Durant ces deux minutes d'attente, Julie tenta de se remémorer comment tout cela avait commencé, une semaine plus tôt. Elle avait rencontré un homme sur une application de rencontre, comme cela se fait beaucoup. Il avait dit s'appeler Fabien, et ensemble ils avaient parlé toute la nuit, jusqu'à ce que le jour pointe à travers les volets de la chambre de Julie. Cette nuit-là, Julie s'était beaucoup masturbée, et avait beaucoup joui, échangeant avec Fabien sur ses désirs, ses envies, ses fantasmes. Ils n'avaient rien échangé d'autre que des mots, mais c'était suffisant pour que le plaisir monte en flèche. Durant la semaine qui suivit, Julie et Fabien continuèrent à discuter. Plusieurs fois par jour, Julie se masturbait en parlant à Fabien. Un soir, elle lui fit part de l'un de ses fantasmes. Elle lui avoua aimer l'idée d'être à la merci de plusieurs hommes, le temps d'une journée. Fabien parut, comme d'habitude, très intéressé par cet aveu, mais suite à cette conversation, ne donna plus de signe de vie pendant plus de quarante-huit heures.

Julie se sentit trahie et vexée. Elle reçut finalement un message pour le moins équivoque. « Rendez-vous samedi à l'Hôtel de la Plage. Sois dans la chambre à 13h pétante. » Et durant les vingt-quatre heures qui la séparaient de la date fatidique, elle hésita. Elle ne connaissait rien de cet homme, si ce n'est un prénom qui n'était peut-être même pas le vrai. La seule chose qu'elle savait vraie, c'est qu'il l'avait faite jouir énormément ces derniers jours. Peut-être était-ce ce qui l'avait poussée à prendre sa voiture ce samedi-là, et à se rendre au point de rendez-vous. Sur la route, elle avait fait quelques tours de rond-point, hésitante, mais l'envie était plus forte, et elle s'était présentée à la réception de l'hôtel. L'homme derrière son bureau lui avait donné la clé de la chambre 212, et elle s'était précipitée dans la chambre. Il était alors 11h55.

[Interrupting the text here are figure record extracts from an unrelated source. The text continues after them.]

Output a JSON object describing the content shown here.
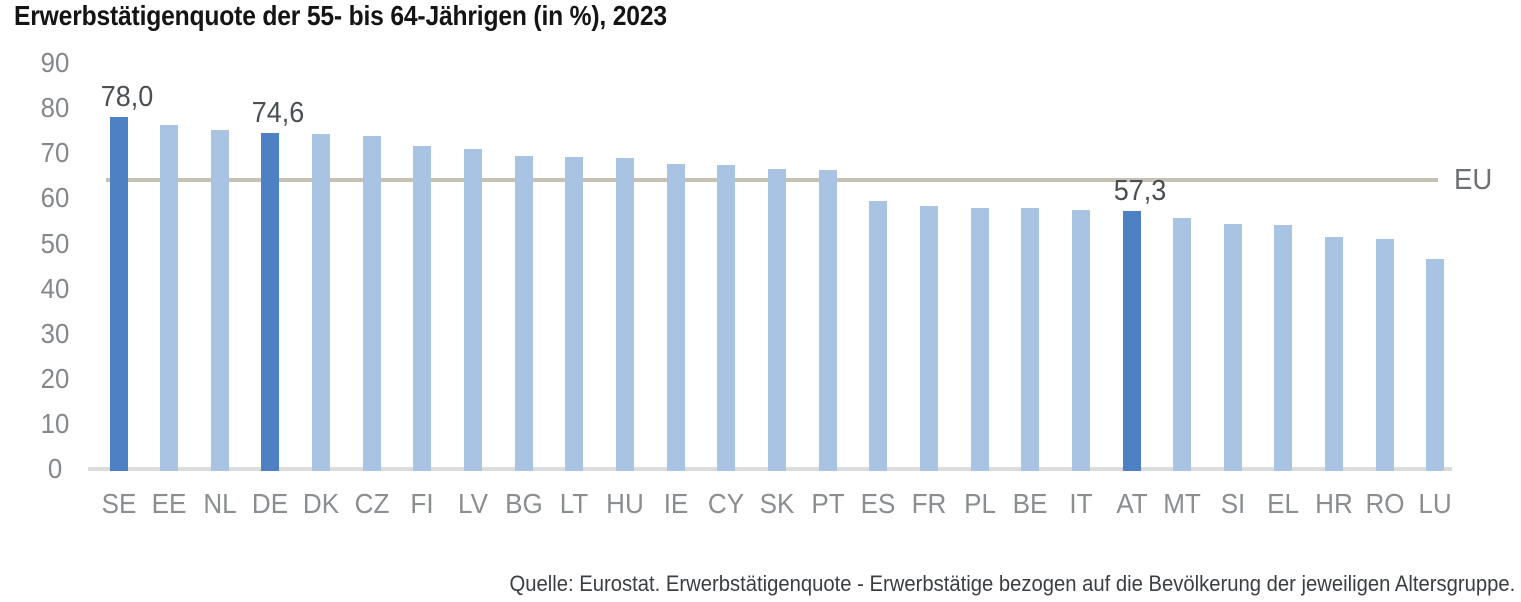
{
  "title": "Erwerbstätigenquote der 55- bis 64-Jährigen (in %), 2023",
  "source": "Quelle: Eurostat. Erwerbstätigenquote - Erwerbstätige bezogen auf die Bevölkerung der jeweiligen Altersgruppe.",
  "colors": {
    "bar_default": "#a9c4e3",
    "bar_highlight": "#4e81c3",
    "eu_line": "#c7c0b5",
    "axis_line": "#dcdcdc",
    "axis_text": "#85888b",
    "value_text": "#4b4f52",
    "title_text": "#141414",
    "source_text": "#3b3f42"
  },
  "chart_data": {
    "type": "bar",
    "title": "Erwerbstätigenquote der 55- bis 64-Jährigen (in %), 2023",
    "unit": "%",
    "categories": [
      "SE",
      "EE",
      "NL",
      "DE",
      "DK",
      "CZ",
      "FI",
      "LV",
      "BG",
      "LT",
      "HU",
      "IE",
      "CY",
      "SK",
      "PT",
      "ES",
      "FR",
      "PL",
      "BE",
      "IT",
      "AT",
      "MT",
      "SI",
      "EL",
      "HR",
      "RO",
      "LU"
    ],
    "values": [
      78.0,
      76.2,
      75.1,
      74.6,
      74.2,
      73.8,
      71.7,
      70.9,
      69.5,
      69.1,
      69.0,
      67.7,
      67.3,
      66.5,
      66.3,
      59.5,
      58.4,
      57.9,
      57.8,
      57.4,
      57.3,
      55.6,
      54.4,
      54.1,
      51.5,
      51.1,
      46.5
    ],
    "highlighted": [
      "SE",
      "DE",
      "AT"
    ],
    "value_labels": {
      "SE": "78,0",
      "DE": "74,6",
      "AT": "57,3"
    },
    "reference_line": {
      "label": "EU",
      "value": 64.0
    },
    "y_axis": {
      "min": 0,
      "max": 90,
      "step": 10,
      "ticks": [
        0,
        10,
        20,
        30,
        40,
        50,
        60,
        70,
        80,
        90
      ]
    },
    "grid": false,
    "legend": "none"
  }
}
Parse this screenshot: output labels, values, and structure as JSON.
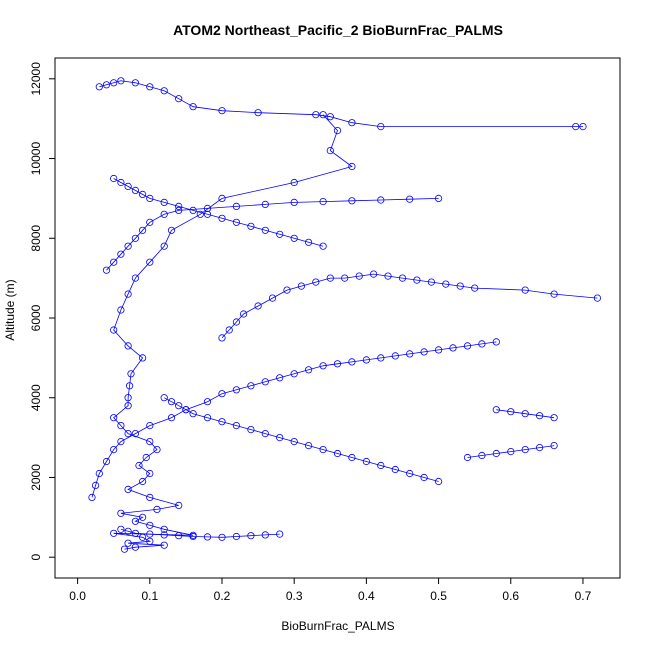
{
  "chart_data": {
    "type": "scatter",
    "title": "ATOM2 Northeast_Pacific_2 BioBurnFrac_PALMS",
    "xlabel": "BioBurnFrac_PALMS",
    "ylabel": "Altitude (m)",
    "xlim": [
      0,
      0.72
    ],
    "ylim": [
      0,
      12000
    ],
    "x_ticks": [
      0,
      0.1,
      0.2,
      0.3,
      0.4,
      0.5,
      0.6,
      0.7
    ],
    "x_tick_labels": [
      "0.0",
      "0.1",
      "0.2",
      "0.3",
      "0.4",
      "0.5",
      "0.6",
      "0.7"
    ],
    "y_ticks": [
      0,
      2000,
      4000,
      6000,
      8000,
      10000,
      12000
    ],
    "y_tick_labels": [
      "0",
      "2000",
      "4000",
      "6000",
      "8000",
      "10000",
      "12000"
    ],
    "grid": false,
    "legend": "none",
    "connected": true,
    "color": "#0000ff",
    "series": [
      {
        "x": [
          0.065,
          0.08,
          0.12,
          0.07,
          0.1,
          0.09,
          0.05,
          0.16,
          0.12,
          0.1,
          0.08,
          0.09,
          0.06,
          0.11,
          0.14,
          0.1,
          0.07,
          0.09,
          0.1,
          0.085,
          0.095,
          0.11,
          0.1,
          0.07,
          0.06,
          0.05,
          0.07,
          0.07,
          0.072,
          0.074,
          0.09,
          0.07,
          0.05,
          0.06,
          0.07,
          0.08,
          0.1,
          0.12,
          0.13,
          0.17,
          0.2,
          0.3,
          0.38,
          0.35,
          0.36,
          0.34
        ],
        "y": [
          200,
          250,
          300,
          350,
          400,
          500,
          600,
          550,
          700,
          800,
          900,
          1000,
          1100,
          1200,
          1300,
          1500,
          1700,
          1900,
          2100,
          2300,
          2500,
          2700,
          2900,
          3100,
          3300,
          3500,
          3800,
          4000,
          4300,
          4600,
          5000,
          5300,
          5700,
          6200,
          6600,
          7000,
          7400,
          7800,
          8200,
          8600,
          9000,
          9400,
          9800,
          10200,
          10700,
          11100
        ]
      },
      {
        "x": [
          0.02,
          0.025,
          0.03,
          0.04,
          0.05,
          0.06,
          0.08,
          0.1,
          0.13,
          0.15,
          0.18,
          0.2,
          0.22,
          0.24,
          0.26,
          0.28,
          0.3,
          0.32,
          0.34,
          0.36,
          0.38,
          0.4,
          0.42,
          0.44,
          0.46,
          0.48,
          0.5,
          0.52,
          0.54,
          0.56,
          0.58
        ],
        "y": [
          1500,
          1800,
          2100,
          2400,
          2700,
          2900,
          3100,
          3300,
          3500,
          3700,
          3900,
          4100,
          4200,
          4300,
          4400,
          4500,
          4600,
          4700,
          4800,
          4850,
          4900,
          4950,
          5000,
          5050,
          5100,
          5150,
          5200,
          5250,
          5300,
          5350,
          5400
        ]
      },
      {
        "x": [
          0.2,
          0.21,
          0.22,
          0.23,
          0.25,
          0.27,
          0.29,
          0.31,
          0.33,
          0.35,
          0.37,
          0.39,
          0.41,
          0.43,
          0.45,
          0.47,
          0.49,
          0.51,
          0.53,
          0.55,
          0.62,
          0.66,
          0.72
        ],
        "y": [
          5500,
          5700,
          5900,
          6100,
          6300,
          6500,
          6700,
          6800,
          6900,
          7000,
          7000,
          7050,
          7100,
          7050,
          7000,
          6950,
          6900,
          6850,
          6800,
          6750,
          6700,
          6600,
          6500
        ]
      },
      {
        "x": [
          0.04,
          0.05,
          0.06,
          0.07,
          0.08,
          0.09,
          0.1,
          0.12,
          0.14,
          0.18,
          0.22,
          0.26,
          0.3,
          0.34,
          0.38,
          0.42,
          0.46,
          0.5
        ],
        "y": [
          7200,
          7400,
          7600,
          7800,
          8000,
          8200,
          8400,
          8600,
          8700,
          8750,
          8800,
          8850,
          8900,
          8920,
          8940,
          8960,
          8980,
          9000
        ]
      },
      {
        "x": [
          0.03,
          0.04,
          0.05,
          0.06,
          0.08,
          0.1,
          0.12,
          0.14,
          0.16,
          0.2,
          0.25,
          0.33,
          0.35,
          0.38,
          0.42,
          0.69,
          0.7
        ],
        "y": [
          11800,
          11850,
          11900,
          11950,
          11900,
          11800,
          11700,
          11500,
          11300,
          11200,
          11150,
          11100,
          11050,
          10900,
          10800,
          10800,
          10800
        ]
      },
      {
        "x": [
          0.05,
          0.06,
          0.07,
          0.08,
          0.09,
          0.1,
          0.12,
          0.14,
          0.16,
          0.18,
          0.2,
          0.22,
          0.24,
          0.26,
          0.28,
          0.3,
          0.32,
          0.34
        ],
        "y": [
          9500,
          9400,
          9300,
          9200,
          9100,
          9000,
          8900,
          8800,
          8700,
          8600,
          8500,
          8400,
          8300,
          8200,
          8100,
          8000,
          7900,
          7800
        ]
      },
      {
        "x": [
          0.12,
          0.13,
          0.14,
          0.15,
          0.16,
          0.18,
          0.2,
          0.22,
          0.24,
          0.26,
          0.28,
          0.3,
          0.32,
          0.34,
          0.36,
          0.38,
          0.4,
          0.42,
          0.44,
          0.46,
          0.48,
          0.5
        ],
        "y": [
          4000,
          3900,
          3800,
          3700,
          3600,
          3500,
          3400,
          3300,
          3200,
          3100,
          3000,
          2900,
          2800,
          2700,
          2600,
          2500,
          2400,
          2300,
          2200,
          2100,
          2000,
          1900
        ]
      },
      {
        "x": [
          0.06,
          0.07,
          0.08,
          0.1,
          0.12,
          0.14,
          0.16,
          0.18,
          0.2,
          0.22,
          0.24,
          0.26,
          0.28
        ],
        "y": [
          700,
          650,
          600,
          580,
          560,
          540,
          520,
          510,
          500,
          520,
          540,
          560,
          580
        ]
      },
      {
        "x": [
          0.58,
          0.6,
          0.62,
          0.64,
          0.66
        ],
        "y": [
          3700,
          3650,
          3600,
          3550,
          3500
        ]
      },
      {
        "x": [
          0.54,
          0.56,
          0.58,
          0.6,
          0.62,
          0.64,
          0.66
        ],
        "y": [
          2500,
          2550,
          2600,
          2650,
          2700,
          2750,
          2800
        ]
      }
    ]
  }
}
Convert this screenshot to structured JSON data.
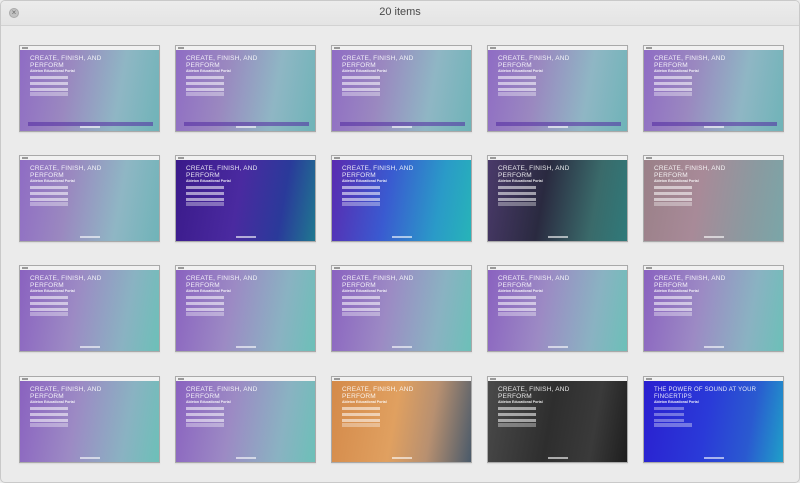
{
  "window": {
    "title": "20 items",
    "close_glyph": "×"
  },
  "thumbnails": [
    {
      "headline": "CREATE, FINISH, AND PERFORM",
      "subtitle": "Ableton Educational Portal",
      "theme": "hands-purple"
    },
    {
      "headline": "CREATE, FINISH, AND PERFORM",
      "subtitle": "Ableton Educational Portal",
      "theme": "hands-purple"
    },
    {
      "headline": "CREATE, FINISH, AND PERFORM",
      "subtitle": "Ableton Educational Portal",
      "theme": "hands-purple"
    },
    {
      "headline": "CREATE, FINISH, AND PERFORM",
      "subtitle": "Ableton Educational Portal",
      "theme": "hands-purple"
    },
    {
      "headline": "CREATE, FINISH, AND PERFORM",
      "subtitle": "Ableton Educational Portal",
      "theme": "hands-purple"
    },
    {
      "headline": "CREATE, FINISH, AND PERFORM",
      "subtitle": "Ableton Educational Portal",
      "theme": "hands-purple"
    },
    {
      "headline": "CREATE, FINISH, AND PERFORM",
      "subtitle": "Ableton Educational Portal",
      "theme": "dj-purple"
    },
    {
      "headline": "CREATE, FINISH, AND PERFORM",
      "subtitle": "Ableton Educational Portal",
      "theme": "push-blue"
    },
    {
      "headline": "CREATE, FINISH, AND PERFORM",
      "subtitle": "Ableton Educational Portal",
      "theme": "laptop-dark"
    },
    {
      "headline": "CREATE, FINISH, AND PERFORM",
      "subtitle": "Ableton Educational Portal",
      "theme": "desk-pink"
    },
    {
      "headline": "CREATE, FINISH, AND PERFORM",
      "subtitle": "Ableton Educational Portal",
      "theme": "desk-purple"
    },
    {
      "headline": "CREATE, FINISH, AND PERFORM",
      "subtitle": "Ableton Educational Portal",
      "theme": "desk-purple"
    },
    {
      "headline": "CREATE, FINISH, AND PERFORM",
      "subtitle": "Ableton Educational Portal",
      "theme": "desk-purple"
    },
    {
      "headline": "CREATE, FINISH, AND PERFORM",
      "subtitle": "Ableton Educational Portal",
      "theme": "desk-purple"
    },
    {
      "headline": "CREATE, FINISH, AND PERFORM",
      "subtitle": "Ableton Educational Portal",
      "theme": "desk-purple"
    },
    {
      "headline": "CREATE, FINISH, AND PERFORM",
      "subtitle": "Ableton Educational Portal",
      "theme": "desk-purple"
    },
    {
      "headline": "CREATE, FINISH, AND PERFORM",
      "subtitle": "Ableton Educational Portal",
      "theme": "desk-purple"
    },
    {
      "headline": "CREATE, FINISH, AND PERFORM",
      "subtitle": "Ableton Educational Portal",
      "theme": "mixer-orange"
    },
    {
      "headline": "CREATE, FINISH, AND PERFORM",
      "subtitle": "Ableton Educational Portal",
      "theme": "push-dark"
    },
    {
      "headline": "THE POWER OF SOUND AT YOUR FINGERTIPS",
      "subtitle": "Ableton Educational Portal",
      "theme": "solid-blue"
    }
  ],
  "themes": {
    "hands-purple": "linear-gradient(100deg,#8f6cc4 0%,#9a88c0 35%,#8fb6c4 70%,#6fb4b8 100%)",
    "dj-purple": "linear-gradient(100deg,#3a1a8a 0%,#4a2aa0 45%,#2a3a9a 75%,#1f7890 100%)",
    "push-blue": "linear-gradient(100deg,#5a2ab0 0%,#3a5ad0 40%,#2a9ac8 75%,#27b4b8 100%)",
    "laptop-dark": "linear-gradient(100deg,#4a3a6a 0%,#2a2a40 40%,#3a6a6a 75%,#2f7a7a 100%)",
    "desk-pink": "linear-gradient(100deg,#9a8088 0%,#a88a98 40%,#8a9aa0 75%,#7aa6a8 100%)",
    "desk-purple": "linear-gradient(100deg,#8a62c0 0%,#9c8ac4 40%,#8ab2c2 75%,#6cc0b8 100%)",
    "mixer-orange": "linear-gradient(100deg,#d48a4a 0%,#e0a060 45%,#b89070 70%,#4a5a6a 100%)",
    "push-dark": "linear-gradient(100deg,#4a4a4a 0%,#2e2e2e 45%,#3a3a3a 75%,#1e1e1e 100%)",
    "solid-blue": "linear-gradient(100deg,#2a1fd0 0%,#2a3ad8 45%,#2a5ad0 75%,#1fa0c8 100%)"
  }
}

Une heure plus tard, nue et les yeux couverts, Julie entendit une clé magnétique passer dans la porte, et celle-ci s'ouvrir. Un frisson la parcourut lorsqu'elle entendit plus d'une paire de pieds s'avancer vers elle. Combien étaient-ils ? Aucune idée. Et pour l'instant, Julie n'en avait que faire. Il semblerait que Fabien ait décidé de lui faire vivre son fantasme, et elle comptait bien en profiter. Un nouveau frisson la parcourut lorsqu'une main attrapa son menton puis caressa sa joue.

— Bonjour Julie, fit une voix assurée.
— Bonjour, répondit-elle. Fabien ?
— Moi-même. Je ne suis pas venu seul, tu l'as peut-être compris. Je te demanderais de ne poser aucune question. Compris ?
— Oui.
— Bien.

Julie se surprenait elle-même. Comment pouvait-elle à ce point faire confiance à un parfait inconnu ? Un inconnu dont elle sentait la main glisser sur son cou, jusqu'à l'un de ses seins, dont les pointes étaient déjà dures. Une autre main lui saisit l'autre sein. Mais était-ce celle de Fabien ? Elle n'en savait rien, et l'idée l'excitait terriblement, elle sentait un torrent se former entre ses cuisses.
Ses mains furent ensuite attachées dans son dos.

— Comme ça, je suis sûr que tu ne tricheras pas, lui dit Fabien.

Julie ne répondit pas, se contenta de sourire. Deux doigts frôlèrent ses lèvres, pénétrèrent sa bouche, glissèrent le long de sa langue. Ce simulacre de fellation dura une minute, avant que les doigts ne se retirent, et soient remplacés par un gland visiblement gorgé de sang. Julie soupira, ouvrant sa bouche en grand, prête à accueillir le membre. Celui-ci ne se fit pas prier. Comme les doigts auparavant, il glissa le long de sa langue, jusqu'à l'entrée de sa gorge. Julie n'opposa aucune résistance. Dans ses échanges avec Fabien, elle lui avait donné son pedigree, comme elle l'avait dit elle-même. Aussi, il savait que Julie aimait la fellation, qu'elle soit douce ou brutale. Elle sentit alors deux mains sur son crâne, et le sexe pénétra profondément dans sa gorge. Julie s'étouffa et toussa, mais elle était habituée et se laissa faire. Après s'être enfoncé entièrement dans sa bouche, l'homme resta un instant planté en elle, ne se retirant que pour la laisser respirer. Julie reprit son souffle, sentant la salive couler sur son menton. Elle n'eut cependant que peu de répit, le sexe revint à l'assaut, et se planta à nouveau de sa gorge. Elle se laissa ainsi baiser, tandis qu'une troisième main se posait sur son sein et pinçait son téton sensible. Une quatrième glissa sur son ventre, jusqu'à ses hanches, puis entre ses cuisses, sur son sexe brûlant. Malgré le sexe dans sa bouche, Julie ne put s'empêcher de pousser un gémissement. Sa cécité passagère lui permettait de se concentrer sur d'autres sens, et notamment sur le toucher. Chaque doigt posé sur elle était capable de la mener à l'orgasme en un instant. Une cinquième main attrapa son deuxième sein. Ils étaient donc trois. Au minimum. Julie poussa un nouveau gémissement de contentement.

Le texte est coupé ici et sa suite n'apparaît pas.